Staley et al. tested the post-IVIG titer only once to show the increase that had occurred from the IVIG. They did not show that using an IVIG with low titer does not increase the titer. Our study documents that, if IVIG with low anti-A/B titer is used, then the post-IVIG titer does not increase and hence low-titer IVIG can be used without concern for an increase in anti-A/B titer.

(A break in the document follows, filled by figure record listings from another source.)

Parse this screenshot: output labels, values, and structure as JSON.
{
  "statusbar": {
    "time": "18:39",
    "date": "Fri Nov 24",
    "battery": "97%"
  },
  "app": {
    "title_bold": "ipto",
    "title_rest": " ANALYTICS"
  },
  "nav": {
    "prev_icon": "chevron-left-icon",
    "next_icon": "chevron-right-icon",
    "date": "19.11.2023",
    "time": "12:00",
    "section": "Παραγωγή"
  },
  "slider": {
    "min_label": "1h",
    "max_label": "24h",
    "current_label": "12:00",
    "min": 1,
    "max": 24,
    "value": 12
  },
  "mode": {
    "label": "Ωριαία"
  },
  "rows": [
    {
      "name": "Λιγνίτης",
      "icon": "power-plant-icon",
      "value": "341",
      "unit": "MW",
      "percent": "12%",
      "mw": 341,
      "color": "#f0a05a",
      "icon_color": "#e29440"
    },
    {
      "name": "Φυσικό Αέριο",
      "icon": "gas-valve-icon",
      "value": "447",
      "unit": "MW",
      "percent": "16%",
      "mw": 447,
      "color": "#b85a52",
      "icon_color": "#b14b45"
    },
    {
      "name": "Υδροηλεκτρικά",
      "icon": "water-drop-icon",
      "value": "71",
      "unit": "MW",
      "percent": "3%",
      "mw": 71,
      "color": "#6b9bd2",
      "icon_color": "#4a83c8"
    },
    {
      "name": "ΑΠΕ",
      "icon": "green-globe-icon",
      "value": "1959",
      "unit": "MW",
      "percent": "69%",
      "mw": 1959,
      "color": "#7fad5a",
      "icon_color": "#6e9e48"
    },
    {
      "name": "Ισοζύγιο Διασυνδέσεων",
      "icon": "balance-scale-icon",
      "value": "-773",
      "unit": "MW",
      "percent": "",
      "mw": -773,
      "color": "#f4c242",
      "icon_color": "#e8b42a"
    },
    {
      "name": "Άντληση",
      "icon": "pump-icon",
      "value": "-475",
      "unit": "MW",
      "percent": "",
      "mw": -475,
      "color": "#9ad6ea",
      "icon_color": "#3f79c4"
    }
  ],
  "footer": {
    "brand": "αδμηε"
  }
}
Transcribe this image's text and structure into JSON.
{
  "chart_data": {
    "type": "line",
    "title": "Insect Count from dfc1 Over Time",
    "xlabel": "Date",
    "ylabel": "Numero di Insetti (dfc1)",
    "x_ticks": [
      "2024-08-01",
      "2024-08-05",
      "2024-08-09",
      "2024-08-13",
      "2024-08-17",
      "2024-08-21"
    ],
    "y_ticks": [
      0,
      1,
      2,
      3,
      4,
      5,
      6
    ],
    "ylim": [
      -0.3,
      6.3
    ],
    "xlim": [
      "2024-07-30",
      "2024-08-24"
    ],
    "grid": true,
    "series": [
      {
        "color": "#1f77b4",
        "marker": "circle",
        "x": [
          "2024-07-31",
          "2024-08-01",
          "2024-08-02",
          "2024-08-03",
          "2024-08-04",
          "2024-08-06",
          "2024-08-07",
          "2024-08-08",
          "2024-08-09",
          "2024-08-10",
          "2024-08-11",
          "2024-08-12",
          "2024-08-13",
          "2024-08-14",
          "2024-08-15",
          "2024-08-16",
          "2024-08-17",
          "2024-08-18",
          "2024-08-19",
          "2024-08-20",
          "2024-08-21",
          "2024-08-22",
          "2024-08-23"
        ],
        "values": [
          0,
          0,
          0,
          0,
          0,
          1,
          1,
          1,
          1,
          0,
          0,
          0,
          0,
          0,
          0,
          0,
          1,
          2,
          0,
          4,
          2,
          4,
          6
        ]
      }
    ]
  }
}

The impact of this rebound in titer on the likelihood of antibody-mediated rejection is not known as the antibody detected by testing may be different from the one that attacks the renal endothelium. However, this rebound may lead to increased need for plasmapheresis, occasionally a delay in transplant, and may even lead to cancellation of the ABO-I transplant if the titer does not reduce. Hence, we recommend that all centers doing ABO-I transplant should use IVIG products and lots that have low anti-A/B titers. As currently, anti-A/B titers in IVIG products and lots are not routinely measured at this threshold, transplant centers may have to do this on their own. Another option may be to perform ABO-I transplant without IVIG, especially when using specific (Anti-A/B) immunoadsorption columns.

There is a large variability in the anti-A/B titer in IVIG from different products and different batches of the same product. IVIG with high anti-A/B titer can increase titers during desensitization, and using IVIG with low titers does not increase titers post-IVIG administration. Transplant programs performing ABO-I transplants should be aware of the anti-A/B titer of their IVIG products.